SeedAIchemy: LLM-Driven Seed Corpus Generation for Fuzzing

Wen, Aidan, Alzahrani, Norah A., Jiang, Jingzhi, Joe, Andrew, Shieh, Karen, Zhang, Andy, Alomair, Basel, Wagner, David

arXiv.org Artificial Intelligence 

Abstract--We introduce SeedAIchemy, an automated LLMdriven corpus generation tool that makes it easier for developers to implement fuzzing effectively.
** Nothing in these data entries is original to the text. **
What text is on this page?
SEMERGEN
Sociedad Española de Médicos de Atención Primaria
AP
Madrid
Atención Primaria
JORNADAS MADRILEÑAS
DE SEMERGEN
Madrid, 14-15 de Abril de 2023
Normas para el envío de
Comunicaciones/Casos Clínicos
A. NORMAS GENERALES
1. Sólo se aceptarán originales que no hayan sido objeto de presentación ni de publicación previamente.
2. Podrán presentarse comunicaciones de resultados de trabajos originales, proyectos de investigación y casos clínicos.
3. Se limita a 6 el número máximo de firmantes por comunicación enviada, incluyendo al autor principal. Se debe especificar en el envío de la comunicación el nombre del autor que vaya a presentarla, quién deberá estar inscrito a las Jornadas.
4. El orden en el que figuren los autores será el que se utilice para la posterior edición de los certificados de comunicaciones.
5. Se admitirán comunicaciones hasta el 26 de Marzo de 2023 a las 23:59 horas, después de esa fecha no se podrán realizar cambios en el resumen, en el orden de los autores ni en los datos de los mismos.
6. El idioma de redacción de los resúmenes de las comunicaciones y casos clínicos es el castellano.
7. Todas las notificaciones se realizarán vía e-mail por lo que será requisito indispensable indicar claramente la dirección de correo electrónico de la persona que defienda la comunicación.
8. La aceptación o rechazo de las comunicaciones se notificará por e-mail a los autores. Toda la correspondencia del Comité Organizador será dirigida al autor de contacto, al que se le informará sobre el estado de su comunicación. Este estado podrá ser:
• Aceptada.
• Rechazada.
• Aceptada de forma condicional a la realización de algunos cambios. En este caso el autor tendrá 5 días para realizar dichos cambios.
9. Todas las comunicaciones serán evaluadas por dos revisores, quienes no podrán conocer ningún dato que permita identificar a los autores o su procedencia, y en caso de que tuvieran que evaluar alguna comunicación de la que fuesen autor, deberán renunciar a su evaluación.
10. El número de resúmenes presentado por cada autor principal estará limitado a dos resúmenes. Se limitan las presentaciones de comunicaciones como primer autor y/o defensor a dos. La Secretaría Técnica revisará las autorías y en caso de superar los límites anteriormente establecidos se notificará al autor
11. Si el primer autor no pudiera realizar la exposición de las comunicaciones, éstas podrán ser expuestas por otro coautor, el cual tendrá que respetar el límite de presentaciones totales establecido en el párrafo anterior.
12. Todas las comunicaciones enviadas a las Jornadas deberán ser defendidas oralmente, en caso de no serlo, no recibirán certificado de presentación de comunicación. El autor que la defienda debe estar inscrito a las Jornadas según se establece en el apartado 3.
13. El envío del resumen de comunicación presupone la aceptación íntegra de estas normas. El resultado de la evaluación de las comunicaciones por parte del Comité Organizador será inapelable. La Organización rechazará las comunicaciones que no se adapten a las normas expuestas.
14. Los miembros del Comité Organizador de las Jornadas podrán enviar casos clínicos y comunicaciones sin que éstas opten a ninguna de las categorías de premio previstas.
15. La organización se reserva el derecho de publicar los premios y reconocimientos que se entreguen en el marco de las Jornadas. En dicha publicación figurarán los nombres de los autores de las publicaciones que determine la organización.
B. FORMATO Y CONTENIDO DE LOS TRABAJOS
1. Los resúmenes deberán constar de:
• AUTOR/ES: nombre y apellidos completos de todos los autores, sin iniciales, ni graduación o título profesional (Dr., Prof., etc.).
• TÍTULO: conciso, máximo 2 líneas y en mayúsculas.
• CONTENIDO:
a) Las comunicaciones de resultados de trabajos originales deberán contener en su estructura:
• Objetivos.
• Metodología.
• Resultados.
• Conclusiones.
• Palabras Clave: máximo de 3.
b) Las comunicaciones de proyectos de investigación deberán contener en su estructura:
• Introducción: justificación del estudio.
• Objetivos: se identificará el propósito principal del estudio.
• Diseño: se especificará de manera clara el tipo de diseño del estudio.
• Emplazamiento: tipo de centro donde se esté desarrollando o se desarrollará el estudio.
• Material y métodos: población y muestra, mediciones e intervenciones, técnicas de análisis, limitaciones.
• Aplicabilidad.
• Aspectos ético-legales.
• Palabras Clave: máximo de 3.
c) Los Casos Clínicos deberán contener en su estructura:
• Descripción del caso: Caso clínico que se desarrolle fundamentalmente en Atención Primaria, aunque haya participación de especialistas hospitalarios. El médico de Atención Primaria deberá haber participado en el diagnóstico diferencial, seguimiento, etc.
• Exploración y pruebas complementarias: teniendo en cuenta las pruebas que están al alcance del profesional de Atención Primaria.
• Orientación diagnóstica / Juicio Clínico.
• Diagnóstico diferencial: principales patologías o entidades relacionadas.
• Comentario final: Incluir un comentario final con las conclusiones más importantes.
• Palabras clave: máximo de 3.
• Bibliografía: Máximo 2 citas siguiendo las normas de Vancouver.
SeedAIchemy consists of five modules which implement different approaches at collecting publicly available files from the internet. Four of the five modules use large language model (LLM) workflows to construct search terms designed to maximize corpus quality. Corpora generated by SeedAIchemy perform significantly better than a naive corpus and similarly to a manually-curated corpus on a diverse range of target programs and libraries. Fuzz testing is a widely used method for improving software security. One of the attractions of fuzz testing is that it is relatively easy to adopt. However, one road bump with adopting fuzz testing is that, for best effectiveness, developers must provide a corpus of seed files. Ideally, these seed files would include many tricky cases and difficult inputs, and would ensure good branch coverage of the targets. Constructing such a corpus can be difficult for developers who are newly adopting fuzz testing or do not have a strong security background.